The universal capabilities that machine learning enables across so many sectors makes it an essential tool, and experts predict a bright future for its use. In fact, machine learning and artificial intelligence topped the list in Gartner’s Top 10 Strategic Technology Trends for 2017:
AI and machine learning … can also encompass more advanced systems that understand, learn, predict, adapt and potentially operate autonomously… The combination of extensive parallel processing power, advanced algorithms and massive datasets to feed the algorithms has unleashed this new era.
Unsupervised learning techniques will eventually lead to generalized artificial intelligence applications, which will be able to teach themselves to do myriad tasks, according to Forbes, instead of the one that supervised learning algorithms are instructed to do. The future is bright — and full of machine learning techniques.

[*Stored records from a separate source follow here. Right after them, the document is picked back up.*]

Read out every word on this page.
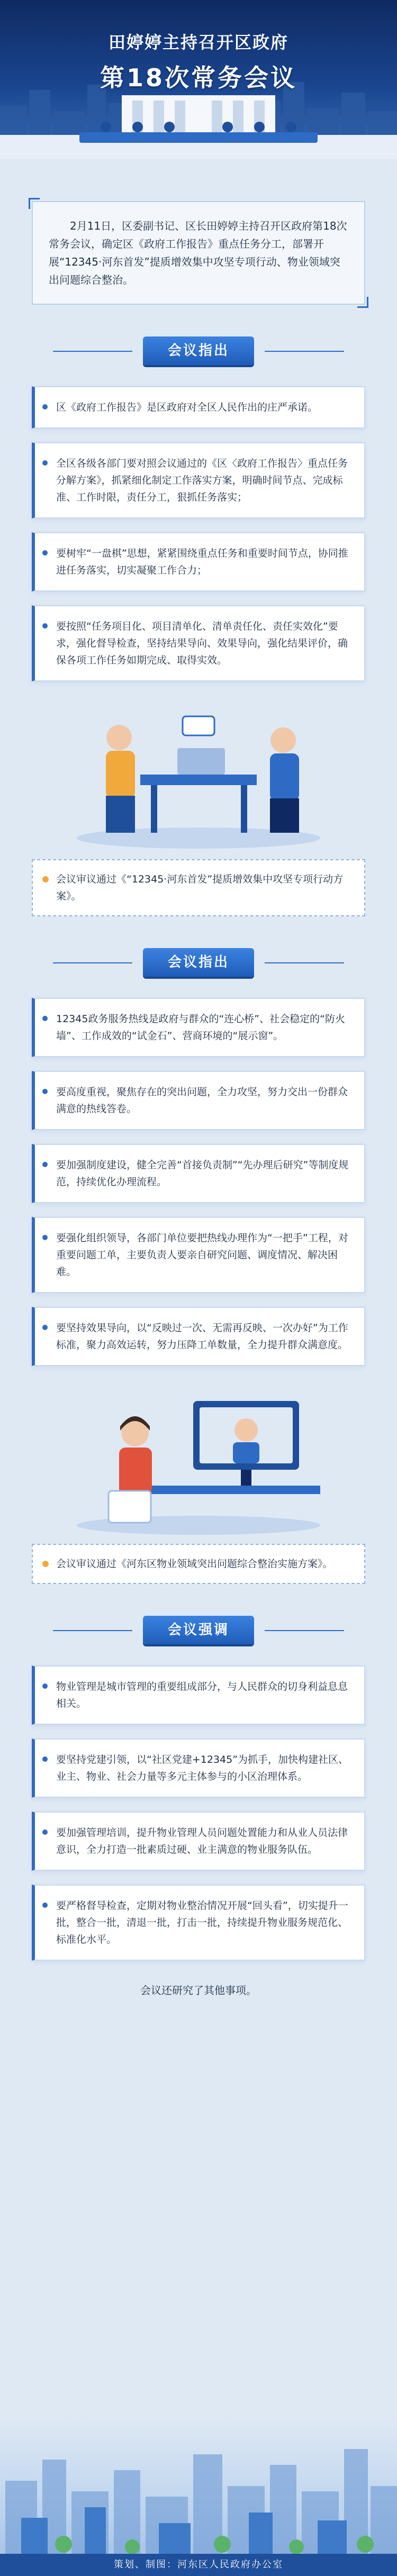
田婷婷主持召开区政府
第18次常务会议

2月11日，区委副书记、区长田婷婷主持召开区政府第18次常务会议，确定区《政府工作报告》重点任务分工，部署开展“12345·河东首发”提质增效集中攻坚专项行动、物业领域突出问题综合整治。

会议指出

区《政府工作报告》是区政府对全区人民作出的庄严承诺。

全区各级各部门要对照会议通过的《区〈政府工作报告〉重点任务分解方案》，抓紧细化制定工作落实方案，明确时间节点、完成标准、工作时限，责任分工，狠抓任务落实；

要树牢“一盘棋”思想，紧紧围绕重点任务和重要时间节点，协同推进任务落实，切实凝聚工作合力；

要按照“任务项目化、项目清单化、清单责任化、责任实效化”要求，强化督导检查，坚持结果导向、效果导向，强化结果评价，确保各项工作任务如期完成、取得实效。

会议审议通过《“12345·河东首发”提质增效集中攻坚专项行动方案》。

会议指出

12345政务服务热线是政府与群众的“连心桥”、社会稳定的“防火墙”、工作成效的“试金石”、营商环境的“展示窗”。

要高度重视，聚焦存在的突出问题，全力攻坚，努力交出一份群众满意的热线答卷。

要加强制度建设，健全完善“首接负责制”“先办理后研究”等制度规范，持续优化办理流程。

要强化组织领导，各部门单位要把热线办理作为“一把手”工程，对重要问题工单，主要负责人要亲自研究问题、调度情况、解决困难。

要坚持效果导向，以“反映过一次、无需再反映、一次办好”为工作标准，聚力高效运转，努力压降工单数量，全力提升群众满意度。

会议审议通过《河东区物业领域突出问题综合整治实施方案》。

会议强调

物业管理是城市管理的重要组成部分，与人民群众的切身利益息息相关。

要坚持党建引领，以“社区党建+12345”为抓手，加快构建社区、业主、物业、社会力量等多元主体参与的小区治理体系。

要加强管理培训，提升物业管理人员问题处置能力和从业人员法律意识，全力打造一批素质过硬、业主满意的物业服务队伍。

要严格督导检查，定期对物业整治情况开展“回头看”，切实提升一批，整合一批，清退一批，打击一批，持续提升物业服务规范化、标准化水平。

会议还研究了其他事项。
策划、制图：河东区人民政府办公室
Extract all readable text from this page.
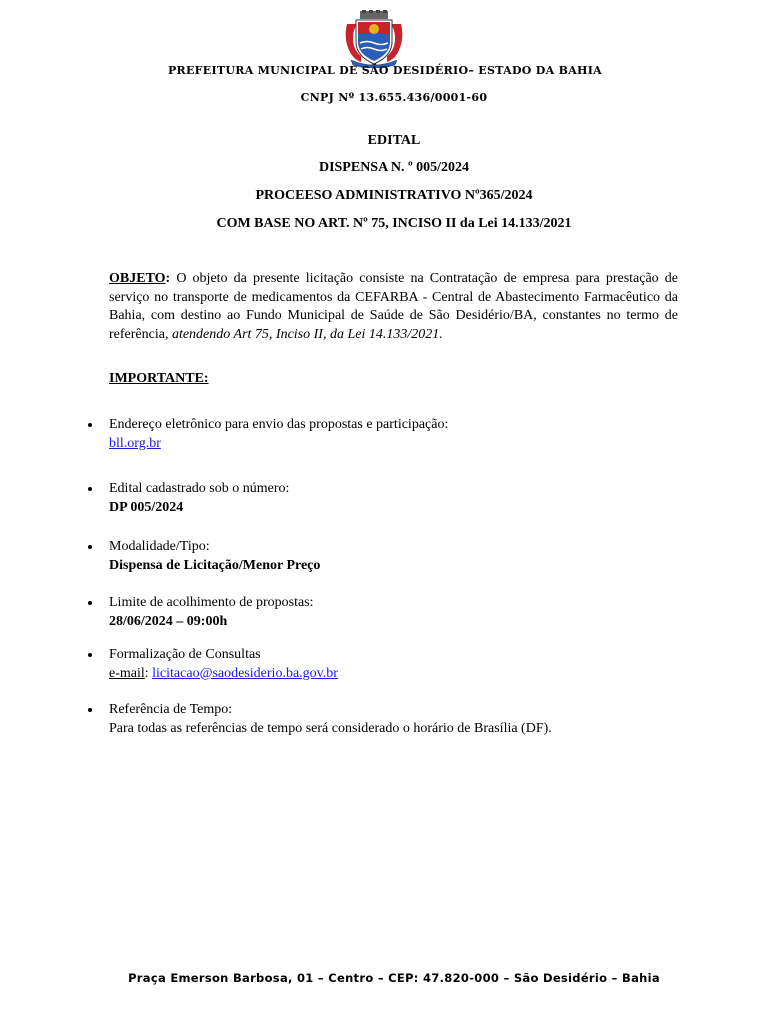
PREFEITURA MUNICIPAL DE SÃO DESIDÉRIO– ESTADO DA BAHIA
CNPJ Nº 13.655.436/0001-60
EDITAL
DISPENSA N. º 005/2024
PROCEESO ADMINISTRATIVO Nº365/2024
COM BASE NO ART. Nº 75, INCISO II da Lei 14.133/2021
OBJETO: O objeto da presente licitação consiste na Contratação de empresa para prestação de serviço no transporte de medicamentos da CEFARBA - Central de Abastecimento Farmacêutico da Bahia, com destino ao Fundo Municipal de Saúde de São Desidério/BA, constantes no termo de referência, atendendo Art 75, Inciso II, da Lei 14.133/2021.
IMPORTANTE:
Endereço eletrônico para envio das propostas e participação:
bll.org.br
Edital cadastrado sob o número:
DP 005/2024
Modalidade/Tipo:
Dispensa de Licitação/Menor Preço
Limite de acolhimento de propostas:
28/06/2024 – 09:00h
Formalização de Consultas
e-mail: licitacao@saodesiderio.ba.gov.br
Referência de Tempo:
Para todas as referências de tempo será considerado o horário de Brasília (DF).
Praça Emerson Barbosa, 01 – Centro – CEP: 47.820-000 – São Desidério – Bahia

Machine Learning and datascience@berkeley
In recognition of machine learning’s critical role today and in the future, datascience@berkeley includes an in-depth focus on machine learning in its online Master of Information and Data Science (MIDS) curriculum.
The foundation course is Applied Machine Learning, which provides a broad introduction to the key ideas in machine learning. The emphasis is on intuition and practical examples rather than theoretical results, though some experience with probability, statistics, and linear algebra is important. Students learn how to apply powerful machine learning techniques to new problems, run evaluations and interpret results, and think about scaling up from thousands of data points to billions.
The advanced course, Machine Learning at Scale, builds on and goes beyond the collect-and-analyze phase of big data by focusing on how machine learning algorithms can be rewritten and extended to scale to work on petabytes of data, both structured and unstructured, to generate sophisticated models used for real-time predictions.
In the Natural Language Processing with Deep Learning course, students learn how-to skills using cutting-edge distributed computation and machine learning systems such as Spark. They are trained to code up their own implementations of large-scale projects, like Google’s original PageRank algorithm, and discover how to use modern deep learning techniques to train text-understanding algorithms.